Benzinga | Dec 20, 2021 08:06AM EST

Zogenix Submits Type II Variation Application To The European Medicines Agency To Expand The Use Of FINTEPLA For The Treatment Of Seizures Associated With Lennox-Gastaut Syndrome

Zogenix (NASDAQ:ZGNX), a global biopharmaceutical company developing and commercializing rare disease therapies, today announced that it has submitted its Type II Variation Market Authorization Application to the European Medicines Agency (EMA) for FINTEPLA(r) for the treatment of seizures associated with Lennox-Gastaut syndrome (LGS), a highly treatment-resistant form of childhood-onset epilepsy. If approved, the application would expand the use of FINTEPLA in Europe beyond Dravet syndrome to include LGS.



"The submission of this Type II Variation is a significant milestone for our FINTEPLA program and furthers our goal of bringing FINTEPLA to LGS patients and families in need," said Gail Farfel, Ph.D., Executive Vice President and Chief Development Officer of Zogenix. "We remain focused on working with the EMA to bring FINTEPLA for the treatment of seizures associated with LGS to market as quickly as possible in Europe."

The EMA submission for FINTEPLA is supported by data from a global randomized, placebo-controlled Phase 3 clinical trial Study 1601 in 263 patients (age 2-35 years) that demonstrated FINTEPLA at a dose of 0.7/mg/kg/day was superior to placebo in reducing the frequency of drop seizures (p=0.0012). The same dose of FINTEPLA (0.7 mg/kg/day) also demonstrated statistically significant improvement versus placebo in the key secondary efficacy measure, the proportion of patients with a clinically meaningful reduction (?50%) in drop seizure frequency. The submission also includes long-term safety and effectiveness data from Zogenix's on-going open-label extension trials. FINTEPLA has been generally well-tolerated, with the adverse events observed to date consistent with those observed in the Company's prior Phase 3 studies in Dravet syndrome.

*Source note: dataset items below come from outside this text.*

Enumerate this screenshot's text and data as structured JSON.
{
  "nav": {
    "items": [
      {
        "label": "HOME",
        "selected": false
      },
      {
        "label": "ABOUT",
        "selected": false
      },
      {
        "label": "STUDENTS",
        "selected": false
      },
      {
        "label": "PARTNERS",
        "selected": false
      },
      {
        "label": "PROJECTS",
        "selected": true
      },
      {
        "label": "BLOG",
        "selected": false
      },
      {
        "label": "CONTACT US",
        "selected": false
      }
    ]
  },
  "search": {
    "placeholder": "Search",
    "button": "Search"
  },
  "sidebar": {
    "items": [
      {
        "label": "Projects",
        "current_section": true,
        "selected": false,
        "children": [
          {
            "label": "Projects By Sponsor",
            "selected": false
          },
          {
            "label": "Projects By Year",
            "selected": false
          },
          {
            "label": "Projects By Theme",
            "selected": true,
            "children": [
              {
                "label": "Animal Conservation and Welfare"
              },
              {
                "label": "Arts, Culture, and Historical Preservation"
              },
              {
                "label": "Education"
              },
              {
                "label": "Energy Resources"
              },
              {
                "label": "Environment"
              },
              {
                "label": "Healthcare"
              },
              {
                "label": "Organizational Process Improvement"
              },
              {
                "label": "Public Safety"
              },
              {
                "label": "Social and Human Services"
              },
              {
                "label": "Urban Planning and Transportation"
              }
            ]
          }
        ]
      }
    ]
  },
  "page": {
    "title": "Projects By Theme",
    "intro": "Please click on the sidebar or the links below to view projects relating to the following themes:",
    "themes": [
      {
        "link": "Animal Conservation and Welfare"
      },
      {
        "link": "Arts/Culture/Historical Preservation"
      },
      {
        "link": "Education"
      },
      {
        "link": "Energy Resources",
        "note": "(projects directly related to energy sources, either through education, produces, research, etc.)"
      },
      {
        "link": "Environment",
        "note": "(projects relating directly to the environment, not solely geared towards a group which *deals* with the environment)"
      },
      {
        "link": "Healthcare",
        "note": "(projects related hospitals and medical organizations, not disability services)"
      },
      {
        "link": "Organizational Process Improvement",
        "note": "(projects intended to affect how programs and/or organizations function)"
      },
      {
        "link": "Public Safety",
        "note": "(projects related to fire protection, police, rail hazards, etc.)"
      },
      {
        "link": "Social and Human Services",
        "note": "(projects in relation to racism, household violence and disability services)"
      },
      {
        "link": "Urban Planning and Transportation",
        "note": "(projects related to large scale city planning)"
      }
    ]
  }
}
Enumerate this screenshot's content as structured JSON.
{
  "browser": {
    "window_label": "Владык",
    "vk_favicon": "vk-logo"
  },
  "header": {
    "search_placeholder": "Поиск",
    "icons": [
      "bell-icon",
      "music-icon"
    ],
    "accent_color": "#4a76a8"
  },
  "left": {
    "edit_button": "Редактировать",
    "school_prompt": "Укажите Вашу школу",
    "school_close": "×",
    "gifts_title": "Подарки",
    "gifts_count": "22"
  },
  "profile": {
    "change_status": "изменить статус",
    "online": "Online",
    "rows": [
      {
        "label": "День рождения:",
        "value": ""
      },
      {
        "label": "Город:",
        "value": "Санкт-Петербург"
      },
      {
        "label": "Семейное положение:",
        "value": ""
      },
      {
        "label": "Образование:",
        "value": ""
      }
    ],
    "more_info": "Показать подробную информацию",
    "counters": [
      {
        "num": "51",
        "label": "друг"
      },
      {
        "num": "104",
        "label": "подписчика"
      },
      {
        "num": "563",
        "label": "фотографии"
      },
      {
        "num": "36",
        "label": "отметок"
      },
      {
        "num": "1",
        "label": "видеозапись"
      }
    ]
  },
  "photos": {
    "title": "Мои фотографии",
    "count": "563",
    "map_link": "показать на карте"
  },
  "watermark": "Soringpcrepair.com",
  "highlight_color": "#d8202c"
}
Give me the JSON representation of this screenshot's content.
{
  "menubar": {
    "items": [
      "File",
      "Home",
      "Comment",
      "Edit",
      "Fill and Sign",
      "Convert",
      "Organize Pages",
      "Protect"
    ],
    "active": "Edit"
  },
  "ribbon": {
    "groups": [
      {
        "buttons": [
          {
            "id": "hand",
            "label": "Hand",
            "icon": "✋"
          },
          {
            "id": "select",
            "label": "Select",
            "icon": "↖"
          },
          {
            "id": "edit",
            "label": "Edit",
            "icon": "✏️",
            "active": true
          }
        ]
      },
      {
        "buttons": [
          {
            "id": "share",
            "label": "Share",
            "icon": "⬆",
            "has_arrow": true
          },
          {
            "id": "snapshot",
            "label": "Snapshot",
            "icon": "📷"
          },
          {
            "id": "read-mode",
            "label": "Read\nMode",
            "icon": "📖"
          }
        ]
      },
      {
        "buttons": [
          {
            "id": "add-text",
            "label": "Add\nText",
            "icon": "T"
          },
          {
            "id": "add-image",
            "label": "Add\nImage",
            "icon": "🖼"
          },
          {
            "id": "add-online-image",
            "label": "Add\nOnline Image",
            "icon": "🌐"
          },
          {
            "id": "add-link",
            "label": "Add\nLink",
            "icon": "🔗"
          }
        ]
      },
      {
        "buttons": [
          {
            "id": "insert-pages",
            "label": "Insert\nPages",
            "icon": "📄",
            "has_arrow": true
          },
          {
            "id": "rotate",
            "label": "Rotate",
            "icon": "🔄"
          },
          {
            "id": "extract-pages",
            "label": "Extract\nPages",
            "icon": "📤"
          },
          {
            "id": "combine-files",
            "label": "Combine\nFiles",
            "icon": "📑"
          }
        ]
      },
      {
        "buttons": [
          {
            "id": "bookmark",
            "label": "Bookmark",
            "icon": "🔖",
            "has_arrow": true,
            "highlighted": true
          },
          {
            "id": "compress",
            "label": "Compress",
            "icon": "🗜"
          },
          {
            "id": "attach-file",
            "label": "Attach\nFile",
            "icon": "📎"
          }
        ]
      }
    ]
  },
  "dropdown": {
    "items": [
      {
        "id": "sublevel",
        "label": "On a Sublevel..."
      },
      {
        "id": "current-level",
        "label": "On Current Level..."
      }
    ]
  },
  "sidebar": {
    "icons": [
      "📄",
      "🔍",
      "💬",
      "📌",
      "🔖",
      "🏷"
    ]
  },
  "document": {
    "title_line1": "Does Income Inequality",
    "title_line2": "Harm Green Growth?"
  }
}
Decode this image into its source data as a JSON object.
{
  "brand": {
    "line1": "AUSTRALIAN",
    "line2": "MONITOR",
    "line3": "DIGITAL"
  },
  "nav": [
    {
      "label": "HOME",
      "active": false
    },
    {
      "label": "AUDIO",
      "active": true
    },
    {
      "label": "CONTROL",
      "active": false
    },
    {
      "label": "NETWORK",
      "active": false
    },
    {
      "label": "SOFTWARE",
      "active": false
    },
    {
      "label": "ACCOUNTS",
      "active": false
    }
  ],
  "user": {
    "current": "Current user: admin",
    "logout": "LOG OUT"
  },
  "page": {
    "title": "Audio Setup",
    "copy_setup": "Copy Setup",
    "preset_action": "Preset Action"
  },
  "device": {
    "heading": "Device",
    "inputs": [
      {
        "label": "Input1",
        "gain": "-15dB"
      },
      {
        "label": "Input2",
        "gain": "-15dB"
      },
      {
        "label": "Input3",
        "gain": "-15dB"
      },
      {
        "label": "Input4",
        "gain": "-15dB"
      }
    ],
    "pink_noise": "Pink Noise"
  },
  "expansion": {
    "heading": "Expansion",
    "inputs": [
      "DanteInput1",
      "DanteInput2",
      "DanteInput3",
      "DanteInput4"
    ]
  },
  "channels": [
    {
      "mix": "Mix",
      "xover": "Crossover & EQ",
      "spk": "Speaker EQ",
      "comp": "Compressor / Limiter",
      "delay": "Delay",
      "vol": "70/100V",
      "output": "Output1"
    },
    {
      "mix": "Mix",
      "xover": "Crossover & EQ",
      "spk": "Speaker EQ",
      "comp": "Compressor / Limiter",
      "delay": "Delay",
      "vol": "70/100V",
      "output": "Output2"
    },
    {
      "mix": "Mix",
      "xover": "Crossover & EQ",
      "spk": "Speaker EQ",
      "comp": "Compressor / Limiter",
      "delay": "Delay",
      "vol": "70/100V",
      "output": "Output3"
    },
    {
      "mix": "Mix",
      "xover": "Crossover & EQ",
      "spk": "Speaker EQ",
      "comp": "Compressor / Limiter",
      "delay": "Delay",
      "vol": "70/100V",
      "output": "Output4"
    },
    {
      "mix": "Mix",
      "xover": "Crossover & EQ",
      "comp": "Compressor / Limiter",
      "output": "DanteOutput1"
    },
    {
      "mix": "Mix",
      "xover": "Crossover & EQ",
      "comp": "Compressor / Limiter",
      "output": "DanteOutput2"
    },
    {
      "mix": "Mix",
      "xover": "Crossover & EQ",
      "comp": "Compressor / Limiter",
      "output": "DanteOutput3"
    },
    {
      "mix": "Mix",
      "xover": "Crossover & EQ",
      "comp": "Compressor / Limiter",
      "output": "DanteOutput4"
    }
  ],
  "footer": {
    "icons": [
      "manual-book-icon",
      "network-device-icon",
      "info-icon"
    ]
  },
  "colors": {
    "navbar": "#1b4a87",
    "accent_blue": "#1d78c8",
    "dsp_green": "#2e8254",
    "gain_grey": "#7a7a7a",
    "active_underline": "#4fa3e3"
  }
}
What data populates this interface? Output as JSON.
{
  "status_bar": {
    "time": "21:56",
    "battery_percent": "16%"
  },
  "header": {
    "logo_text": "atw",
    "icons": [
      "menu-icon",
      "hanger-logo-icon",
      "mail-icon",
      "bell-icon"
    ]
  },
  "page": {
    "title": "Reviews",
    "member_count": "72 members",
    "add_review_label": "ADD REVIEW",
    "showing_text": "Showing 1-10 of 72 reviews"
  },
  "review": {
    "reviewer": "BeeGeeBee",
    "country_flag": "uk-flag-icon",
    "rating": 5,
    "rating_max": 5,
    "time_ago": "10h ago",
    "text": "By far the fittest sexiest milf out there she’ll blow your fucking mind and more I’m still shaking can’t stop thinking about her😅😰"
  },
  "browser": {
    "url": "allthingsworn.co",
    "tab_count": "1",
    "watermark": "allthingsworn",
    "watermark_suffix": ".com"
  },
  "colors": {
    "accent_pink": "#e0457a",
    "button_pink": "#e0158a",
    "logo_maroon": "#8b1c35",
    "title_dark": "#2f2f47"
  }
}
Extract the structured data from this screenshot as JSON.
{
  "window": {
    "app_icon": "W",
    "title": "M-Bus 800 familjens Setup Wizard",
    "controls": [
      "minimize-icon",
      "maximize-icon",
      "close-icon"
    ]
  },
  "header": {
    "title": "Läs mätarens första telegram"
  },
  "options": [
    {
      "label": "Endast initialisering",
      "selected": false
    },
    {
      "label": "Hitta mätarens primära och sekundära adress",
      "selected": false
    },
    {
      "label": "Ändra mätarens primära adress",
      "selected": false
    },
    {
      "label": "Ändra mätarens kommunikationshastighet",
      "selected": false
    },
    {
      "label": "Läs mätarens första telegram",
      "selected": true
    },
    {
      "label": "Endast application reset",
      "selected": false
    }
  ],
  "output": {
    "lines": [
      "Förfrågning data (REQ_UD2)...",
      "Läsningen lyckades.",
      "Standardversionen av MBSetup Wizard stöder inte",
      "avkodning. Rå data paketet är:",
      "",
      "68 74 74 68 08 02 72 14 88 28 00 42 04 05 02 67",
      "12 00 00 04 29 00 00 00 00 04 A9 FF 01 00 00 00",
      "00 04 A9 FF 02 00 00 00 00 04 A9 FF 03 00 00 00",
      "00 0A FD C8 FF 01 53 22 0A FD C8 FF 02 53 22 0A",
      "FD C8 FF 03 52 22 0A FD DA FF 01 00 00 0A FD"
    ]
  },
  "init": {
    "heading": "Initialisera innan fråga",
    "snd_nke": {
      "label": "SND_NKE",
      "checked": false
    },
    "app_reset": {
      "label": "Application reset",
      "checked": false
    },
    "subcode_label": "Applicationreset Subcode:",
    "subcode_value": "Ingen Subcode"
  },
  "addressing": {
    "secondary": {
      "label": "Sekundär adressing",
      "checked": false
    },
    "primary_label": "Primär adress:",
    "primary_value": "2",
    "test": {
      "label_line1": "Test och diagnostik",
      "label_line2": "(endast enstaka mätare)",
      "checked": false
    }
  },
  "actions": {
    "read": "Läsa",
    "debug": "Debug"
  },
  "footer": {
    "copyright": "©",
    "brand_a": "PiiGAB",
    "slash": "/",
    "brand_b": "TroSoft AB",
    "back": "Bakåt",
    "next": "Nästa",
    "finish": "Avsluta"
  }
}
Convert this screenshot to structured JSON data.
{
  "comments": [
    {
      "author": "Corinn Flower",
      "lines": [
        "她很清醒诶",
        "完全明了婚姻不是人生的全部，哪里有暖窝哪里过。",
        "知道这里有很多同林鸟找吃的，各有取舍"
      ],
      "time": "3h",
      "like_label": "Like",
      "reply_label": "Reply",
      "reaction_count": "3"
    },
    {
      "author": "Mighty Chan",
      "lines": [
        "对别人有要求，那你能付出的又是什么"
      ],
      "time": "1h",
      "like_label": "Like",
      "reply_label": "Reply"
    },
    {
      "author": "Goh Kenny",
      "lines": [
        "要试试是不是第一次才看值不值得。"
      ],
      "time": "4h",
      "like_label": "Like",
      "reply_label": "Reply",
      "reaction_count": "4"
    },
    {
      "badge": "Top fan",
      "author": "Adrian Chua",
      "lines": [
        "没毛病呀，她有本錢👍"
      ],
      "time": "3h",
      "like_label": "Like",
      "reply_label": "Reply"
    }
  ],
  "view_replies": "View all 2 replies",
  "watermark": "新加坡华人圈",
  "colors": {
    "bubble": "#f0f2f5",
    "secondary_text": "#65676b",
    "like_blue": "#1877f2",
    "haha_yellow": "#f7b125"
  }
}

In December 2021, the U.S. Food and Drug Administration (FDA) accepted Zogenix's supplemental New Drug Application (sNDA) and granted Priority Review for FINTEPLA for the treatment of seizures associated with LGS. FINTEPLA is approved by the FDA and European Commission for the treatment of seizures associated with Dravet syndrome, a rare infant- and childhood-onset epilepsy marked by frequent and severe treatment-resistant seizures, in patients 2 years of age and older. The Japanese Ministry of Health, Labour & Welfare (MHLW) has also granted Orphan Drug Designation to FINTEPLA for the treatment of seizures associated with Dravet syndrome, which Zogenix is developing in Japan.